Event details of The Civic Infrastructure of Torture: Medical Ethics in Israel, From Hunger Strikes to Sde Teiman
Date
4 November 2025

Focusing on the bureaucracy of medical ethics in Israel, this talk explores the structures that mediate—and sometimes silence—the potential crisis emerging when the rationale of healthcare is confronted with security considerations. At its edge, the question thus becomes: How may medical ethics, as a set of institutions and procedures, limit, shape, mitigate, or perhaps even facilitate torture?
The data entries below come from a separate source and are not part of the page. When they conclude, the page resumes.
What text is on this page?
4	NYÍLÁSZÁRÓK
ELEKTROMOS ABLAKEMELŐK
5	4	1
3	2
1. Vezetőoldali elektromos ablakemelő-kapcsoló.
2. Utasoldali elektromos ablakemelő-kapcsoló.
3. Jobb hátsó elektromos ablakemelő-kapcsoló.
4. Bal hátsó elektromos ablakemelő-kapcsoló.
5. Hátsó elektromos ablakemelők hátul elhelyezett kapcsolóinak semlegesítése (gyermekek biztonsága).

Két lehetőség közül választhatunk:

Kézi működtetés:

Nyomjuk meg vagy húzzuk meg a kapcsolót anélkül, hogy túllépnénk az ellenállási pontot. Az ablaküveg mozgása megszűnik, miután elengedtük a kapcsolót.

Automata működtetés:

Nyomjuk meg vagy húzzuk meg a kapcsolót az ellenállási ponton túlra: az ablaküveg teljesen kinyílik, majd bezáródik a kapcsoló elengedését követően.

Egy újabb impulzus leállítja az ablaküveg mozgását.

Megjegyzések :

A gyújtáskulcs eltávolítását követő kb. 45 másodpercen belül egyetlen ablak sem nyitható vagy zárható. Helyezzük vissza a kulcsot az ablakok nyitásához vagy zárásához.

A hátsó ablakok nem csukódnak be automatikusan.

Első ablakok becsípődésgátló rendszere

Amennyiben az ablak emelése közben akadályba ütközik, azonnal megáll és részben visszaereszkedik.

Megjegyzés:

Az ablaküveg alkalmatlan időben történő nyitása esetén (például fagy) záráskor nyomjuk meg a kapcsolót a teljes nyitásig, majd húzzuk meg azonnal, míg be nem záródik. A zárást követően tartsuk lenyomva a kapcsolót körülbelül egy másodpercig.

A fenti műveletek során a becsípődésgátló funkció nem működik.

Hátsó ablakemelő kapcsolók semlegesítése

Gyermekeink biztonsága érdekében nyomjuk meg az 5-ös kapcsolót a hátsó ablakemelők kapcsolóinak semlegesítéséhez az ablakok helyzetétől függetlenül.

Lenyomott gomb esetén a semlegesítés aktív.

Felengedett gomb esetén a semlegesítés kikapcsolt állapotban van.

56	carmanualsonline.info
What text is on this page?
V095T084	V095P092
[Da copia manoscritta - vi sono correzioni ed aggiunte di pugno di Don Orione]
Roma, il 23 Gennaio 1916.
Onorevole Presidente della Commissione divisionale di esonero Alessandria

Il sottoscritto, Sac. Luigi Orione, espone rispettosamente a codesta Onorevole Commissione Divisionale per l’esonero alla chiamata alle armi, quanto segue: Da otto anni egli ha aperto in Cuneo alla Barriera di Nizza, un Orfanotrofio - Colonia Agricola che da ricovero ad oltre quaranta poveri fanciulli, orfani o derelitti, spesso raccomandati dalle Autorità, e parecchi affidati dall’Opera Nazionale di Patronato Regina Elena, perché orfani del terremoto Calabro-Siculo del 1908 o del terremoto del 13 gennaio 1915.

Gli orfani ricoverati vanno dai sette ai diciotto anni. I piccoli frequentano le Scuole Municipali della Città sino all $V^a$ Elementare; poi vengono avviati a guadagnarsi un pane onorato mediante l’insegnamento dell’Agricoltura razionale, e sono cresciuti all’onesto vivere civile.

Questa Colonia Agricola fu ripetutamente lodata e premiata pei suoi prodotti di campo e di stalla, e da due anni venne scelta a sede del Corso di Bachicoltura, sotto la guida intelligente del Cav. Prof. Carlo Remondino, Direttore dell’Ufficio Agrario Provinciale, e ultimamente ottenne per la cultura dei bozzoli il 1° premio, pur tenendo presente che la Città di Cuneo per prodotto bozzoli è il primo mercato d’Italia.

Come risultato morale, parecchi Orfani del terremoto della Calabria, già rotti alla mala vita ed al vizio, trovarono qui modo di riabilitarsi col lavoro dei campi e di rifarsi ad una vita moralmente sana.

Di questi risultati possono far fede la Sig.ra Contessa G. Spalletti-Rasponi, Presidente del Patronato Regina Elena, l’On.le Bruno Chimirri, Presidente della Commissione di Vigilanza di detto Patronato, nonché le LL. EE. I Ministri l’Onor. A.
Some of these bureaucratic structures have long colonial legacies, others emerge from the collapse of public systems that ensues from neoliberal policies; some are organized around racial divides, others are more universal in their deployment; but all end up replicating one pattern: they all ultimately dissolve into nothingness. My inquiry began with a hypothesis that cases of tortured people brought to public hospitals, in which physicians are often called to violate their code of ethics, would bring into operation the robust mechanisms of ethics that organize the medical field. Instead, I found an absence: an absence of procedures, an absence of implementing procedures, or an absence of these procedures’ ability to address the question of torture. In my talk, I will analyze this absence as part of larger political structures that have rendered ethics a facilitator of national violence rather than a mechanism for its restraint.

Bio: 

Hagar Kotef is a Professor of Political Theory in the department of Politics and International Studies at SOAS, University of London. She currently works on an ESRC-funded project on torture and bureaucracy in Israel/Palestine, in collaboration with the Public Committee against Torture in Israel. Her recent book, The Colonizing Self (Or: Home and Homelessness in Israel/Palestine), published by Duke UP, 2020, examines the construction of political belonging and territorial attachments in settler colonies. It investigates how people develop attachment to space not despite violence, or by denying it, but rather through violence. The Colonizing Self won the C.B Macpherson book award, the Yale Ferguson Award, and the Spitz Prize in Democratic Theory. It further received Honorable Mentions of the MESA Fatema Mernissi Book Award, the Sussex International Theory Prize, and the IPS-ISA book award.